Title: Live Translations
Post by: Jay Hodges on September 07, 2006, 07:52:02 am
Who out there broadcasts their services in other languages?  How is it done?  Is there automatic translating equipment or do you have to use a human translator?  I've just begun to look into this because our area has a growing Hispanic community and we would like to accommodate our non-English speaking friends.
Title: Re: Live Translations
Post by: Brad Weber on September 07, 2006, 10:36:13 am
I believe that entities such as IBM, DARPA and NEC have been working on automated speech-to-speech translation, but with limited applications and languages.  I think there are some spoken English to printed Spanish programs and there are text to text programs, but I don't know of any automatic translating systems for spoken English to spoken Spanish that are currently available.  Even if there was I would certainly be concerned over these actually conveying the desired intent and feeling rather than just a literal interpretation with some errors such as "towards" being interpreted as "to Wards".  Look at the interpretations you get from programs that translate written text and then add in the variables of spoken word and expression and it seems very problematic.

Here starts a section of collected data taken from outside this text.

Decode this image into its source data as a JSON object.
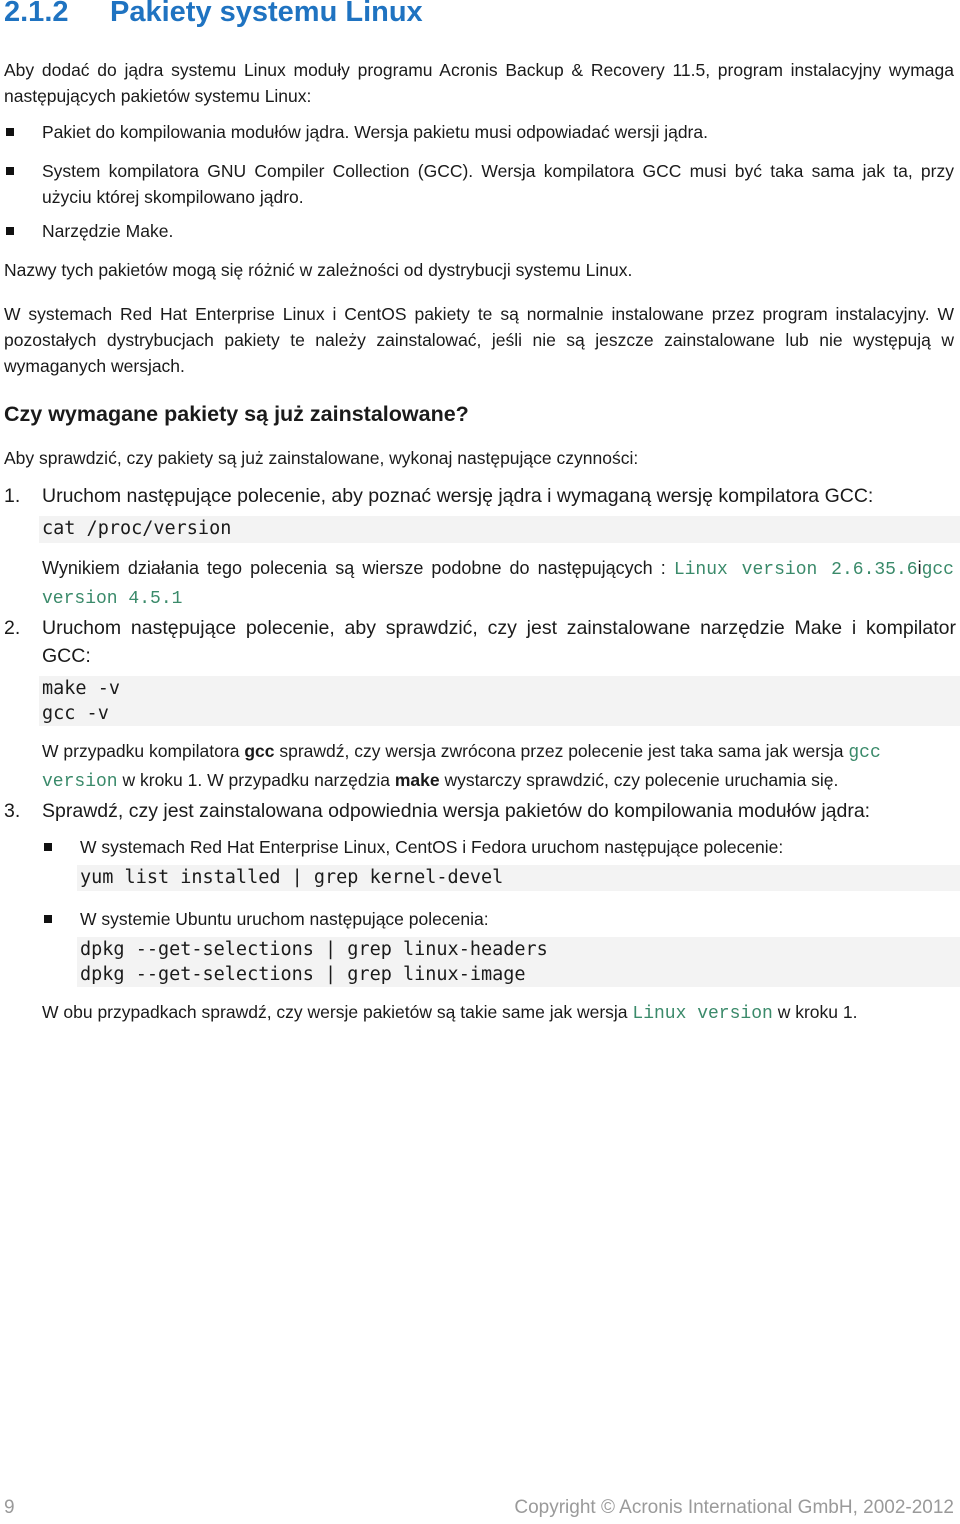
{
  "heading": {
    "number": "2.1.2",
    "title": "Pakiety systemu Linux"
  },
  "intro": "Aby dodać do jądra systemu Linux moduły programu Acronis Backup & Recovery 11.5, program instalacyjny wymaga następujących pakietów systemu Linux:",
  "requirements": [
    "Pakiet do kompilowania modułów jądra. Wersja pakietu musi odpowiadać wersji jądra.",
    "System kompilatora GNU Compiler Collection (GCC). Wersja kompilatora GCC musi być taka sama jak ta, przy użyciu której skompilowano jądro.",
    "Narzędzie Make."
  ],
  "note_names": "Nazwy tych pakietów mogą się różnić w zależności od dystrybucji systemu Linux.",
  "note_distros": "W systemach Red Hat Enterprise Linux i CentOS pakiety te są normalnie instalowane przez program instalacyjny. W pozostałych dystrybucjach pakiety te należy zainstalować, jeśli nie są jeszcze zainstalowane lub nie występują w wymaganych wersjach.",
  "subheading": "Czy wymagane pakiety są już zainstalowane?",
  "check_intro": "Aby sprawdzić, czy pakiety są już zainstalowane, wykonaj następujące czynności:",
  "steps": [
    {
      "number": "1.",
      "text": "Uruchom następujące polecenie, aby poznać wersję jądra i wymaganą wersję kompilatora GCC:",
      "code": "cat /proc/version",
      "result_prefix": "Wynikiem działania tego polecenia są wiersze podobne do następujących :",
      "result_code_1": "Linux version 2.6.35.6",
      "result_join": "i",
      "result_code_2": "gcc version 4.5.1"
    },
    {
      "number": "2.",
      "text": "Uruchom następujące polecenie, aby sprawdzić, czy jest zainstalowane narzędzie Make i kompilator GCC:",
      "code_lines": [
        "make -v",
        "gcc -v"
      ],
      "note_a": "W przypadku kompilatora",
      "note_b": "gcc",
      "note_c": "sprawdź, czy wersja zwrócona przez polecenie jest taka sama jak wersja",
      "note_code": "gcc version",
      "note_d": "w kroku 1. W przypadku narzędzia",
      "note_e": "make",
      "note_f": "wystarczy sprawdzić, czy polecenie uruchamia się."
    },
    {
      "number": "3.",
      "text": "Sprawdź, czy jest zainstalowana odpowiednia wersja pakietów do kompilowania modułów jądra:",
      "subitems": [
        {
          "text": "W systemach Red Hat Enterprise Linux, CentOS i Fedora uruchom następujące polecenie:",
          "code_lines": [
            "yum list installed | grep kernel-devel"
          ]
        },
        {
          "text": "W systemie Ubuntu uruchom następujące polecenia:",
          "code_lines": [
            "dpkg --get-selections | grep linux-headers",
            "dpkg --get-selections | grep linux-image"
          ]
        }
      ],
      "closing_a": "W obu przypadkach sprawdź, czy wersje pakietów są takie same jak wersja",
      "closing_code": "Linux version",
      "closing_b": "w kroku 1."
    }
  ],
  "footer": {
    "page_number": "9",
    "copyright": "Copyright © Acronis International GmbH, 2002-2012"
  }
}
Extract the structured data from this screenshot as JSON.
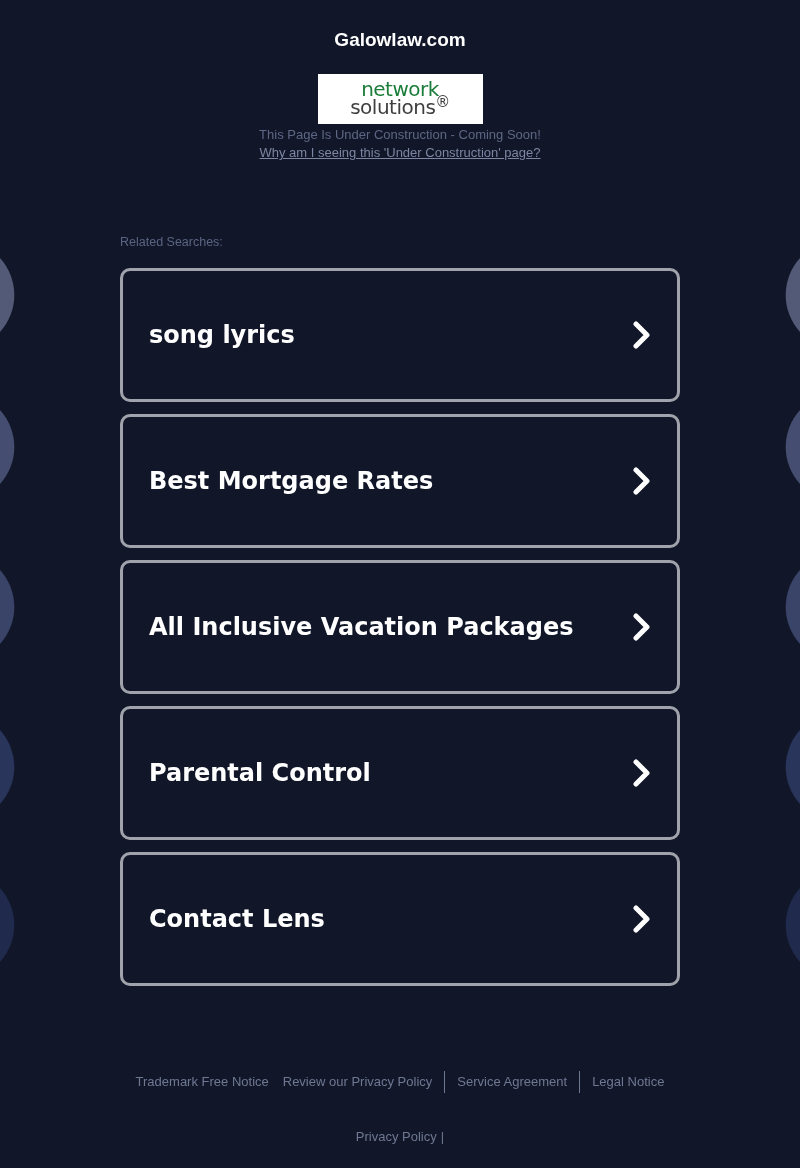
{
  "header": {
    "title": "Galowlaw.com",
    "logo": {
      "line_1": "network",
      "line_2": "solutions$^{®}$"
    },
    "notice": "This Page Is Under Construction - Coming Soon!",
    "link": "Why am I seeing this 'Under Construction' page?"
  },
  "related_searches": {
    "label": "Related Searches:",
    "items": [
      "song lyrics",
      "Best Mortgage Rates",
      "All Inclusive Vacation Packages",
      "Parental Control",
      "Contact Lens"
    ]
  },
  "footer": {
    "links": [
      {
        "label": "Trademark Free Notice",
        "separator_before": false
      },
      {
        "label": "Review our Privacy Policy",
        "separator_before": false
      },
      {
        "label": "Service Agreement",
        "separator_before": true
      },
      {
        "label": "Legal Notice",
        "separator_before": true
      }
    ],
    "bottom_link": "Privacy Policy",
    "bottom_separator": "|"
  }
}
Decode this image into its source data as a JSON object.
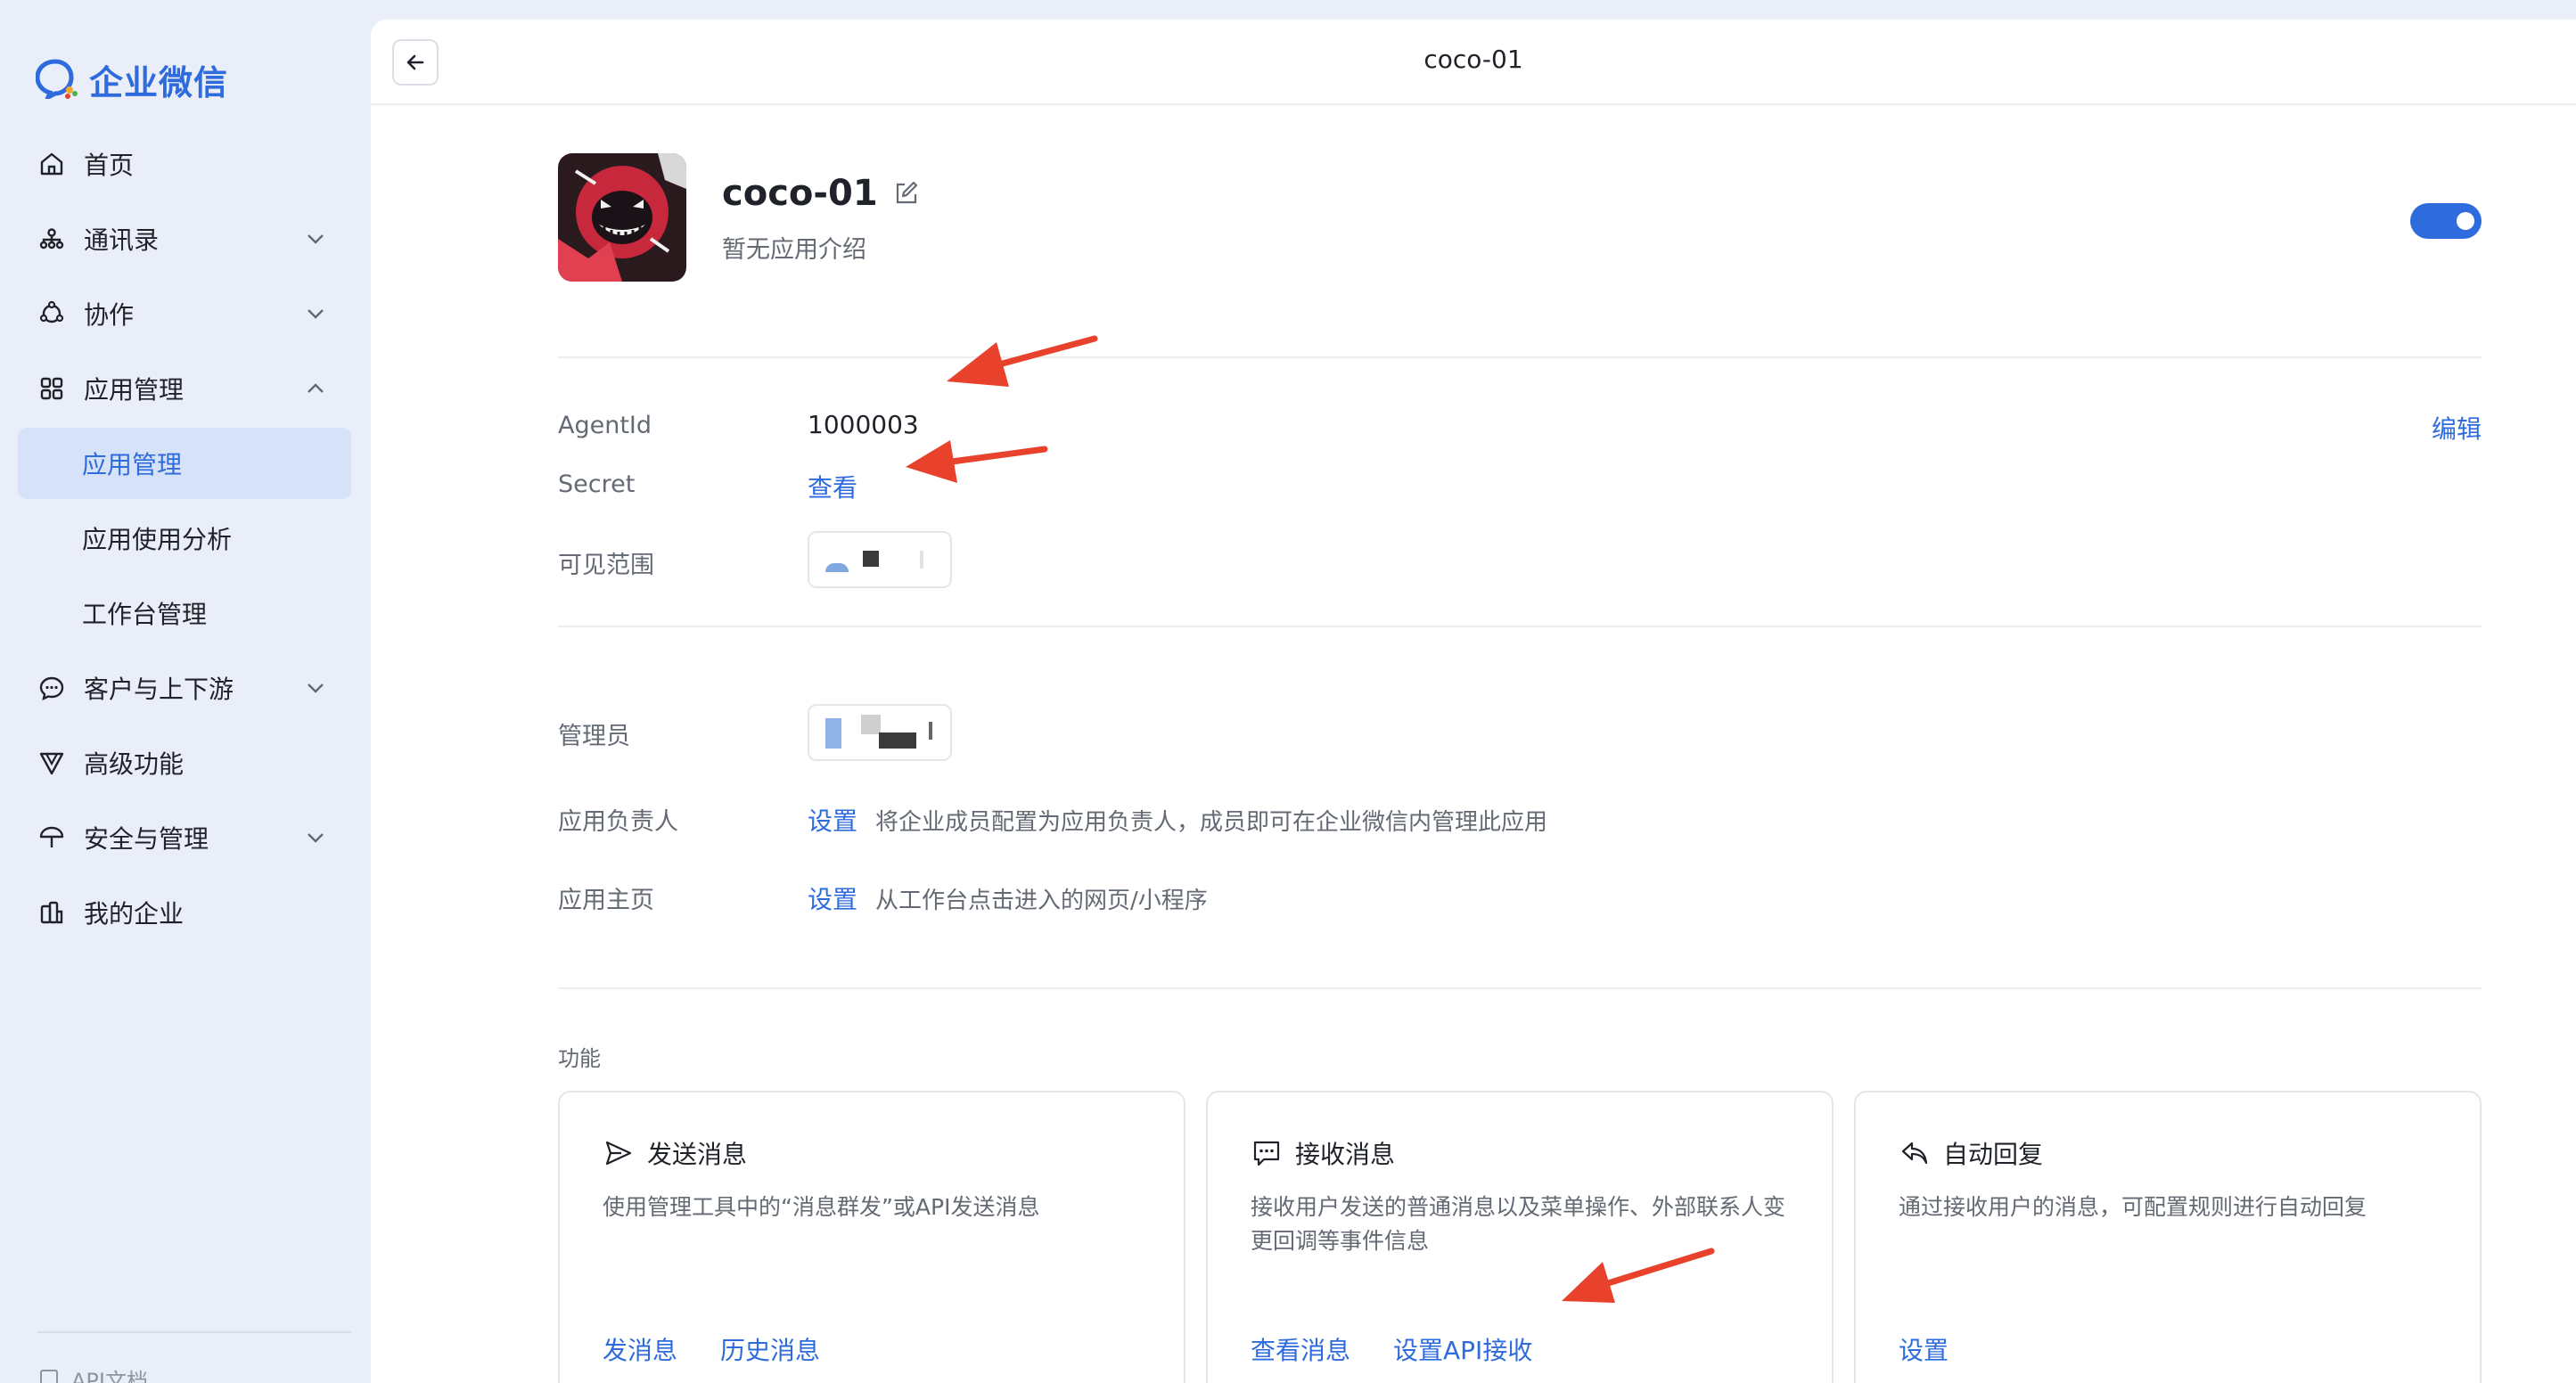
{
  "sidebar": {
    "logo_text": "企业微信",
    "items": [
      {
        "label": "首页",
        "icon": "home-icon"
      },
      {
        "label": "通讯录",
        "icon": "contacts-icon",
        "chevron": "down"
      },
      {
        "label": "协作",
        "icon": "collaboration-icon",
        "chevron": "down"
      },
      {
        "label": "应用管理",
        "icon": "apps-icon",
        "chevron": "up"
      },
      {
        "label": "应用管理",
        "sub": true,
        "active": true
      },
      {
        "label": "应用使用分析",
        "sub": true
      },
      {
        "label": "工作台管理",
        "sub": true
      },
      {
        "label": "客户与上下游",
        "icon": "chat-icon",
        "chevron": "down"
      },
      {
        "label": "高级功能",
        "icon": "advanced-icon"
      },
      {
        "label": "安全与管理",
        "icon": "umbrella-icon",
        "chevron": "down"
      },
      {
        "label": "我的企业",
        "icon": "building-icon"
      }
    ],
    "api_doc": "API文档"
  },
  "topbar": {
    "title": "coco-01"
  },
  "app": {
    "name": "coco-01",
    "description": "暂无应用介绍",
    "enabled": true
  },
  "info": {
    "agentid_label": "AgentId",
    "agentid_value": "1000003",
    "edit_label": "编辑",
    "secret_label": "Secret",
    "secret_action": "查看",
    "scope_label": "可见范围"
  },
  "settings": {
    "admin_label": "管理员",
    "owner_label": "应用负责人",
    "owner_action": "设置",
    "owner_hint": "将企业成员配置为应用负责人，成员即可在企业微信内管理此应用",
    "homepage_label": "应用主页",
    "homepage_action": "设置",
    "homepage_hint": "从工作台点击进入的网页/小程序"
  },
  "features": {
    "section_title": "功能",
    "cards": [
      {
        "title": "发送消息",
        "icon": "send-icon",
        "desc": "使用管理工具中的“消息群发”或API发送消息",
        "actions": [
          "发消息",
          "历史消息"
        ]
      },
      {
        "title": "接收消息",
        "icon": "message-icon",
        "desc": "接收用户发送的普通消息以及菜单操作、外部联系人变更回调等事件信息",
        "actions": [
          "查看消息",
          "设置API接收"
        ]
      },
      {
        "title": "自动回复",
        "icon": "reply-icon",
        "desc": "通过接收用户的消息，可配置规则进行自动回复",
        "actions": [
          "设置"
        ]
      }
    ]
  },
  "colors": {
    "accent": "#2e6bdc",
    "sidebar_bg": "#e9eef8",
    "annotation_arrow": "#e8412c"
  }
}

This may sound callous, but if you have such a growing Hispanic membership that it justifies adding translation to serve them then it seems likely that you should also be able either to get sufficient volunteer translators or to justify the cost for a professional translator.  Given current technology this seems a much more reasonable approach.

A common way to accommodate translation is a human translator and a multiple channel IR or RF system.  One channel provides ALS for hearing impaired while the other channel(s) carry the translation(s).  The congregation members who want to receive any of these use small receivers that can be tuned to the different channels.

There are translation services out there that provide translation over the phone.  You use a phone interface or hybrid to interface your sound system to the phone and they provide a translator.  This is used by many courts if they need a translator for specific cases but not on a regular basis.
Title: Re: Live Translations
Post by: Mac Kerr on September 07, 2006, 05:24:34 pm
If you decide to hire an interpreter, be sure not to call them a translator, they can get offended.  Rolling Eyes  It is not a matter of hearing the words and translating them into the English words, it is hearing the sentences and interpreting them into an English sentence with the same meaning. There are several companies that provide that service, but they tend to be located in the mid Atlantic region.